CONNEAUT, Ohio (WJW) – A large-scale search of Lake Erie near Conneaut Township Park turned up no trace of the body of an 11-year-old suburban Akron boy who was swept away by rip currents on Friday.

During Monday evening’s Conneaut City Council meeting, members heard a number of suggestions on how to improve the safety of people visiting the lake.

It should be emphasized that Township Park is managed by the park board, but Conneaut City Council members say they are interested in any proposals that will prevent future tragedies and protect all visitors to the lakefront.

“We want the community to come forward and tell us what they would like to see. We want to be their voice and we want to be open to their concerns,” said Conneaut Council President Terry Moisio.

During the council meeting, a statement was read on behalf of the grieving family of the 11-year-old victim, known by her first name “Hunter.”

A fifth-grade student from Springfield Township was swept away by the tide while he, his mother and a friend were visiting a park Friday afternoon.

The family’s statement reads in part: “Words cannot express it. He was a son, a brother, a grandson, a nephew, a cousin and just a caring and loving child.”

The National Weather Service issued a rip current warning Friday morning due to high winds and wave action. The statement says Hunter’s family was unaware of the NWS warning to stay out of the water.

According to the statement, “we propose that there is a need for more lifesaving devices, tide awareness, and knowledge of the tides for those unfamiliar with the strength of these waters. We do not want more victims to die in these tragic waters.

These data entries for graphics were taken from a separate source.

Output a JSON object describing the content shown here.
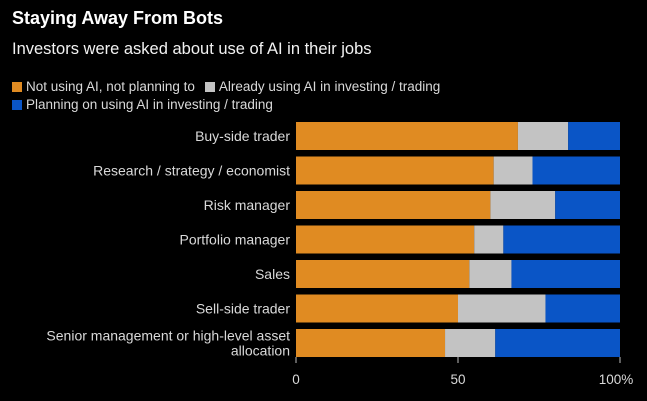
{
  "chart_data": {
    "type": "bar",
    "orientation": "horizontal",
    "stacked": true,
    "title": "Staying Away From Bots",
    "subtitle": "Investors were asked about use of AI in their jobs",
    "categories": [
      [
        "Buy-side trader"
      ],
      [
        "Research / strategy / economist"
      ],
      [
        "Risk manager"
      ],
      [
        "Portfolio manager"
      ],
      [
        "Sales"
      ],
      [
        "Sell-side trader"
      ],
      [
        "Senior management or high-level asset",
        "allocation"
      ]
    ],
    "series": [
      {
        "name": "Not using AI, not planning to",
        "color": "#e08b22",
        "values": [
          68.5,
          61,
          60,
          55,
          53.5,
          50,
          46
        ]
      },
      {
        "name": "Already using AI in investing / trading",
        "color": "#c3c3c3",
        "values": [
          15.5,
          12,
          20,
          9,
          13,
          27,
          15.5
        ]
      },
      {
        "name": "Planning on using AI in investing / trading",
        "color": "#0a55c6",
        "values": [
          16,
          27,
          20,
          36,
          33.5,
          23,
          38.5
        ]
      }
    ],
    "xlim": [
      0,
      100
    ],
    "xticks": [
      {
        "value": 0,
        "label": "0"
      },
      {
        "value": 50,
        "label": "50"
      },
      {
        "value": 100,
        "label": "100%"
      }
    ],
    "legend_placement": "top-left",
    "grid": false
  }
}
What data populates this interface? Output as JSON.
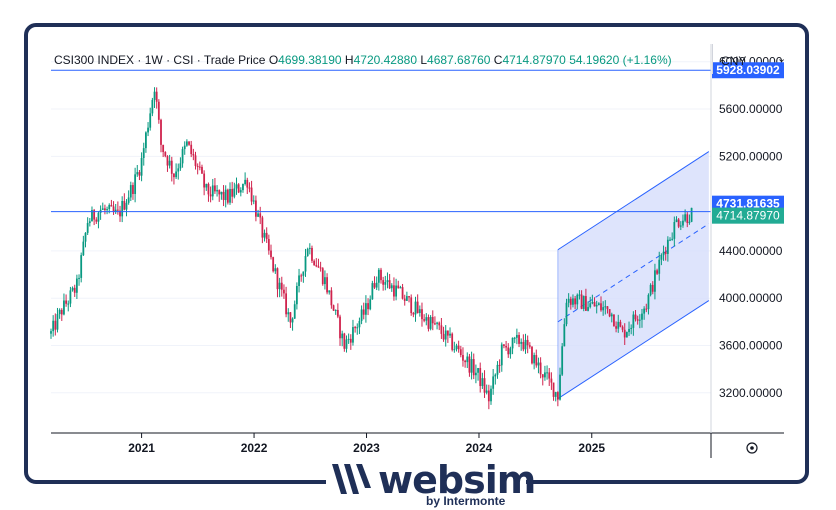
{
  "header": {
    "symbol": "CSI300 INDEX",
    "interval": "1W",
    "exchange": "CSI",
    "price_type": "Trade Price",
    "o_label": "O",
    "o_value": "4699.38190",
    "h_label": "H",
    "h_value": "4720.42880",
    "l_label": "L",
    "l_value": "4687.68760",
    "c_label": "C",
    "c_value": "4714.87970",
    "change": "54.19620 (+1.16%)"
  },
  "currency": "CNY",
  "colors": {
    "up": "#089981",
    "down": "#d0234d",
    "line": "#2962ff",
    "channel_fill": "#d6ddfb",
    "channel_edge": "#2962ff",
    "badge_blue": "#2962ff",
    "badge_green": "#22ab94",
    "frame": "#1f2f57"
  },
  "chart_data": {
    "type": "candlestick",
    "x_tick_labels": [
      "2021",
      "2022",
      "2023",
      "2024",
      "2025"
    ],
    "y_tick_labels": [
      "3200.00000",
      "3600.00000",
      "4000.00000",
      "4400.00000",
      "5200.00000",
      "5600.00000",
      "6000.00000"
    ],
    "ylim": [
      2860,
      6150
    ],
    "price_path": [
      [
        "2020-03-13",
        3700
      ],
      [
        "2020-04-17",
        3900
      ],
      [
        "2020-06-05",
        4100
      ],
      [
        "2020-07-10",
        4650
      ],
      [
        "2020-08-21",
        4750
      ],
      [
        "2020-10-16",
        4700
      ],
      [
        "2020-12-04",
        4950
      ],
      [
        "2020-12-31",
        5150
      ],
      [
        "2021-02-12",
        5800
      ],
      [
        "2021-03-05",
        5300
      ],
      [
        "2021-04-16",
        5050
      ],
      [
        "2021-05-28",
        5300
      ],
      [
        "2021-07-02",
        5100
      ],
      [
        "2021-07-30",
        4900
      ],
      [
        "2021-10-08",
        4850
      ],
      [
        "2021-12-10",
        5000
      ],
      [
        "2022-01-28",
        4550
      ],
      [
        "2022-04-29",
        3800
      ],
      [
        "2022-06-24",
        4450
      ],
      [
        "2022-08-19",
        4150
      ],
      [
        "2022-10-21",
        3600
      ],
      [
        "2022-12-30",
        3900
      ],
      [
        "2023-02-03",
        4200
      ],
      [
        "2023-04-14",
        4050
      ],
      [
        "2023-06-30",
        3850
      ],
      [
        "2023-08-18",
        3750
      ],
      [
        "2023-10-27",
        3550
      ],
      [
        "2023-12-29",
        3350
      ],
      [
        "2024-02-02",
        3150
      ],
      [
        "2024-03-15",
        3550
      ],
      [
        "2024-05-17",
        3650
      ],
      [
        "2024-07-05",
        3450
      ],
      [
        "2024-09-13",
        3180
      ],
      [
        "2024-10-11",
        4000
      ],
      [
        "2024-12-20",
        3950
      ],
      [
        "2025-02-28",
        3900
      ],
      [
        "2025-04-11",
        3700
      ],
      [
        "2025-06-27",
        3950
      ],
      [
        "2025-08-22",
        4400
      ],
      [
        "2025-10-03",
        4650
      ],
      [
        "2025-11-21",
        4715
      ]
    ],
    "horizontal_lines": [
      {
        "value": 5928.03902,
        "label": "5928.03902"
      },
      {
        "value": 4731.81635,
        "label": "4731.81635"
      }
    ],
    "last_price": {
      "value": 4714.8797,
      "label": "4714.87970"
    },
    "regression_channel": {
      "start": "2024-09-13",
      "end": "2026-01-16",
      "mid_start": 3800,
      "mid_end": 4630,
      "upper_offset": 610,
      "lower_offset": 650
    }
  },
  "watermark": {
    "brand": "websim",
    "tagline": "by Intermonte"
  }
}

Hunter will be forever loved and missed.”

Others visiting Conneaut Township Park Friday included a young Scoutmaster from Ashtabula County who silently watched the tragedy unfold.

John Repasky, 15, is currently leading a campaign to improve safety at the lakeside park.

“It happens at least once a year and I think many of us would agree that it needs to stop,” the teenager told the council on Monday.

Young Repasky says he and other members of his Boy Scout troop are involved in fundraising to purchase flags and warning signs that can be hung in Township Park to warn visitors about dangerous conditions, such as rip currents.

“Honestly, I was a little disappointed with what I saw, the lack of warnings and all that was there were no liability signs that said ‘swim at your own risk, no lifeguards,’” he told the council.

While the park board ultimately determines policies and procedures for Conneaut Township Park, the Conneaut Town Council president says he supports Repasky’s proposal in the interest of protecting all people who visit the lake.

“You know you might not get a rip current warning in one application and you might in another, so I like the idea of ​​having some kind of warning system, a flag system,” Moisio said.

Repasky received a round of applause when he told the council, “If this saves at least one person a year, if at least one year doesn’t drown, it will be a huge success for this community.”